Des questions en vrac

En marge, encore cette statistique issue de la Coupe des Confédérations : c’est Neymar qui a commis le plus de fautes. Sous les ordres de Scolari, les attaquants sont les premiers défenseurs et ils ne reculent devant rien pour mettre fin à une contre-attaque.
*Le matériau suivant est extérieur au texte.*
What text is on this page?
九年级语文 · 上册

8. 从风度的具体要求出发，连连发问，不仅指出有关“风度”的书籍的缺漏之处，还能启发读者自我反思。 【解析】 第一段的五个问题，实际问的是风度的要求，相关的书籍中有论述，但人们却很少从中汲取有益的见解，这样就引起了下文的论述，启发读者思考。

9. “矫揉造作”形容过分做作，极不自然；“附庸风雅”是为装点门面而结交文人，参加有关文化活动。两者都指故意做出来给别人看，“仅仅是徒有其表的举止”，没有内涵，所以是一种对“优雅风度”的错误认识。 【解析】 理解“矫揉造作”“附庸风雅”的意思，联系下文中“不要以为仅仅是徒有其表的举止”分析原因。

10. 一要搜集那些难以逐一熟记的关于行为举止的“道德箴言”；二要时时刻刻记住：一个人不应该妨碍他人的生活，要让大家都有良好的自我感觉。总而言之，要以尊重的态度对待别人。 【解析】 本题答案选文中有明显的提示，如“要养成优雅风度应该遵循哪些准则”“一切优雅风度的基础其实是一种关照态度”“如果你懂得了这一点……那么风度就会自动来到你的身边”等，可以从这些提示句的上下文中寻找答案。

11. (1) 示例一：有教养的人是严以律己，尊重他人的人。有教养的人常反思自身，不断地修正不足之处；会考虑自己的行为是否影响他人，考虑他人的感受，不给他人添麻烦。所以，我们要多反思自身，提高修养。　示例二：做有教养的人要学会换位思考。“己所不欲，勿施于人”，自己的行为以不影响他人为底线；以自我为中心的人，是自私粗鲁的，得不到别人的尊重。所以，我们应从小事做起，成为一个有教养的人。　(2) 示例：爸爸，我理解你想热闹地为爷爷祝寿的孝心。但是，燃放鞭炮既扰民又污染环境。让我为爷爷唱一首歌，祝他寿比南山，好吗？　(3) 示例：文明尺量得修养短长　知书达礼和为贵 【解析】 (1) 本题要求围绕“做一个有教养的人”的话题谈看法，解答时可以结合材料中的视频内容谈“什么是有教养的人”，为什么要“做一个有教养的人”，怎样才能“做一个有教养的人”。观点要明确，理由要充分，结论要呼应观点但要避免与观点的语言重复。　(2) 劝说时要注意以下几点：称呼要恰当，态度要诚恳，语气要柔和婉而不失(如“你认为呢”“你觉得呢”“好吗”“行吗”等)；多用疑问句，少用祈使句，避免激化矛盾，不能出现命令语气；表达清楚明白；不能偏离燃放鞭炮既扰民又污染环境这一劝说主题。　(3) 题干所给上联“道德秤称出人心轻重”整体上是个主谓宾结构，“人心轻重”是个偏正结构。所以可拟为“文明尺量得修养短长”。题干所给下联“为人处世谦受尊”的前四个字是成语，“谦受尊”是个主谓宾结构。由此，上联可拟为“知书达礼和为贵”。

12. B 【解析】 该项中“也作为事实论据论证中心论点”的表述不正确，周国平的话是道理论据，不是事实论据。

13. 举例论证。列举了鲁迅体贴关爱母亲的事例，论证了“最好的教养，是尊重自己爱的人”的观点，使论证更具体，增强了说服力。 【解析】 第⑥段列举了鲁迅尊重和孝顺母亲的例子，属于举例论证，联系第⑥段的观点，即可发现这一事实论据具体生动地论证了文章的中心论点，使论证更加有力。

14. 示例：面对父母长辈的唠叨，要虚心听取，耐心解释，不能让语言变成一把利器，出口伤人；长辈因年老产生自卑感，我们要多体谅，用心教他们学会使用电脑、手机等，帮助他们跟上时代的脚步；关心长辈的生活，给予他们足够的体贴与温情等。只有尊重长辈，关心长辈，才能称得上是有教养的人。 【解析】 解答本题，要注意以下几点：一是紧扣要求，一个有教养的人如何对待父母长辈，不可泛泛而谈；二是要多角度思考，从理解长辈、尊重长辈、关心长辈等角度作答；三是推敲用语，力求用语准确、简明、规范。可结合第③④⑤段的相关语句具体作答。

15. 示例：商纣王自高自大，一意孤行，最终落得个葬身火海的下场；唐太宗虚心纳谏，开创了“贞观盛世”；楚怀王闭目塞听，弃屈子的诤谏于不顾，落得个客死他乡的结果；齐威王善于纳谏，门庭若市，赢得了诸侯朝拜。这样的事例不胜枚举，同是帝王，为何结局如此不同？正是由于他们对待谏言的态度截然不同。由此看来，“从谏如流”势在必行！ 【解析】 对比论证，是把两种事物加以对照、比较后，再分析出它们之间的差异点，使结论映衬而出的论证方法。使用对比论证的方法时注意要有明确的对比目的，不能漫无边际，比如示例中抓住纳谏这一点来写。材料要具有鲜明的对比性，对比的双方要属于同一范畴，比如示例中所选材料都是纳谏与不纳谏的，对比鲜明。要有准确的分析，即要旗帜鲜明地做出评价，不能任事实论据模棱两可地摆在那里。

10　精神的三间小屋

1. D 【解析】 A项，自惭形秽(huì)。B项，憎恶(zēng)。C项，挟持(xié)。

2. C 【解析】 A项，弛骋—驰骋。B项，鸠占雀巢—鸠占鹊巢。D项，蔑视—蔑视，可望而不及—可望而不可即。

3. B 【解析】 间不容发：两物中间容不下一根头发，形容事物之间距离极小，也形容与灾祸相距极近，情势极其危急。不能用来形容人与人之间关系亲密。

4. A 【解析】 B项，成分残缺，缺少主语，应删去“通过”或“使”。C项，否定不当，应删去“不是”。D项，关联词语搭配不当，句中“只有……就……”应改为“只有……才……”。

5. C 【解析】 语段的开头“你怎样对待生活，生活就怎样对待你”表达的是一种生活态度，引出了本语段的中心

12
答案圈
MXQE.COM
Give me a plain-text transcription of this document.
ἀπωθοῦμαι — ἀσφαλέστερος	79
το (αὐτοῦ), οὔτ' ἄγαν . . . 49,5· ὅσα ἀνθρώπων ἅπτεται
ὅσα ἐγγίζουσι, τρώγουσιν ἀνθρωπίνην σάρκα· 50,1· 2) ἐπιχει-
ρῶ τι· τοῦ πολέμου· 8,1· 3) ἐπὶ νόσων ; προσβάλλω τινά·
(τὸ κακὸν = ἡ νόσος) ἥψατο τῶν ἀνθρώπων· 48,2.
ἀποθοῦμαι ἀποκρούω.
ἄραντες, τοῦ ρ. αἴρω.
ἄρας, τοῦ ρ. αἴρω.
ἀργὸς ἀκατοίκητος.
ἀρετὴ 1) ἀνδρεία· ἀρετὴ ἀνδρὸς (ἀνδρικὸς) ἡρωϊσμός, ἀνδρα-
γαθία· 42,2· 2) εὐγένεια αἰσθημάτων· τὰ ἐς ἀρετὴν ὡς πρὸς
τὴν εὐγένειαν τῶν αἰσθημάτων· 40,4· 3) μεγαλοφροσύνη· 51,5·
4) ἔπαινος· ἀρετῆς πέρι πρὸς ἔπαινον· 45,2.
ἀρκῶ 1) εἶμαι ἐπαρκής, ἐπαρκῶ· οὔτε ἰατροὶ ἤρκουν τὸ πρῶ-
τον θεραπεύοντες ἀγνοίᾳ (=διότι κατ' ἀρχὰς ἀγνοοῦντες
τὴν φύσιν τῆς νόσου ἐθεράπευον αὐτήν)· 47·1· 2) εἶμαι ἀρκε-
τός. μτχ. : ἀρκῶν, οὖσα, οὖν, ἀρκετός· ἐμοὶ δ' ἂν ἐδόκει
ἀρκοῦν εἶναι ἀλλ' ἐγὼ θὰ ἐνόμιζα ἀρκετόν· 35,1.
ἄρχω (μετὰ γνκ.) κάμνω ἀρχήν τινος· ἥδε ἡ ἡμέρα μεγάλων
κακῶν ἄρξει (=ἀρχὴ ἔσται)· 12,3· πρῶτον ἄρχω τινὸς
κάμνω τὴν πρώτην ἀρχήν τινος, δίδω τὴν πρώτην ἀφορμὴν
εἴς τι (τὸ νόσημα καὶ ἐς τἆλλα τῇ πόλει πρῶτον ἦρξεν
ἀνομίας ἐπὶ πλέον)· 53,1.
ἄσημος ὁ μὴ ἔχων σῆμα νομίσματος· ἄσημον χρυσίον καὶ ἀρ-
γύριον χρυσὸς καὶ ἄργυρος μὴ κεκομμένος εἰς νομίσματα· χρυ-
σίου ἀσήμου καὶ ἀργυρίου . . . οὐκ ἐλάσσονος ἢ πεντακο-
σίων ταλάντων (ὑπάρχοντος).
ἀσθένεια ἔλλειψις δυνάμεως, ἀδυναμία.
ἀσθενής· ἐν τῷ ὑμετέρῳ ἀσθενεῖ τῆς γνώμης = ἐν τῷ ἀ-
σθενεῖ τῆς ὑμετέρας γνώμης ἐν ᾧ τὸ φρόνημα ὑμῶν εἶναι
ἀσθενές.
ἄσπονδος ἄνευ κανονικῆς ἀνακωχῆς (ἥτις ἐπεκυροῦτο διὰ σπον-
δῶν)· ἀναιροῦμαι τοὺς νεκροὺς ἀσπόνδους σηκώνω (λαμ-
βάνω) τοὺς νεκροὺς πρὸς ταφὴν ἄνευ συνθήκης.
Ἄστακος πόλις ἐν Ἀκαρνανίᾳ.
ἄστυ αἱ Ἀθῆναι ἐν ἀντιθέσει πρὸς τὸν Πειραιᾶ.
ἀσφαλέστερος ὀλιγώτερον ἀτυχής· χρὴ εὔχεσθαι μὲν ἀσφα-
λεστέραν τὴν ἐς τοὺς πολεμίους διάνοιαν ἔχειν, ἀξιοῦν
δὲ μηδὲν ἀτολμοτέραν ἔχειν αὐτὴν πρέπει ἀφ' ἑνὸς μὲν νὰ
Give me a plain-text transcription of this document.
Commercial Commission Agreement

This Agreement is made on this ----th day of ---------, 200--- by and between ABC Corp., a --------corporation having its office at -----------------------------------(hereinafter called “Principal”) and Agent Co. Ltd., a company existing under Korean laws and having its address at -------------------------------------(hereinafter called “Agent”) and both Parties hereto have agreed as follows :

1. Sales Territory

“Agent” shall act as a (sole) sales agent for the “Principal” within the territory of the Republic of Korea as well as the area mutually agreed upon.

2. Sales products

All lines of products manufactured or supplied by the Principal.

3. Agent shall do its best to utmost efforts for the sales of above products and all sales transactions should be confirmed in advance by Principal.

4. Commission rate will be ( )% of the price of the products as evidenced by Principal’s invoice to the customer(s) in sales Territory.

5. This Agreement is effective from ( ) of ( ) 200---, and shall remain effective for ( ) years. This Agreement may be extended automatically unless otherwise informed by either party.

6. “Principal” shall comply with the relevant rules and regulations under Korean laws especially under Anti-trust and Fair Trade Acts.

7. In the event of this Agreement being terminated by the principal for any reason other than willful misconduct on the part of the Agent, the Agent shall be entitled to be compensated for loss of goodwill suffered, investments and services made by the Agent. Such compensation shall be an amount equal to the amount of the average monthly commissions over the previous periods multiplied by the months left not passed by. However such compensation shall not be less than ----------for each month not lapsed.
Qu’apporte ce Mondial ? Beaucoup de questions. Neymar est-il capable de jouer son rôle et le Brésil a-t-il un plan B au cas où ? Qui est susceptible de reprendre son rôle ? De quoi sont encore capables ces stars après leur longue et pénible saison ? Montolivo est out, Ribéry aussi, comme Falcao, qui aurait pu faire de la Colombie un outsider. Cristiano Ronaldo est blessé, Messi a eu son lot de bobos musculaires pendant un an et l’Allemagne panse ses plaies. L’Espagnol Diego Costa sera-t-il délivré à temps de ses problèmes musculaires ? Rooney est-il assez bon pour l’Angleterre et qu’en est-il de l’aine de Van Persie ? Luis Suarez sera-t-il rétabli de son arthroscopie au genou ? Chaque favori semble avoir un joueur-clef en panne. Cela rend la Coupe du Monde très imprévisible, même si le surplus de classe sera déterminant, comme en Ligue des Champions. Il sera d’ailleurs intéressant de mener cette discussion-ci : en 2014, le football de club de l’élite, style Barça, Real, Bayern, n’est-il pas plus fort que le football des pays ?

PAR PETER T’KINT À SAO PAULO

D’après un dernier sondage, 48 % de la population soutient le Mondial, 41 % y sont opposés.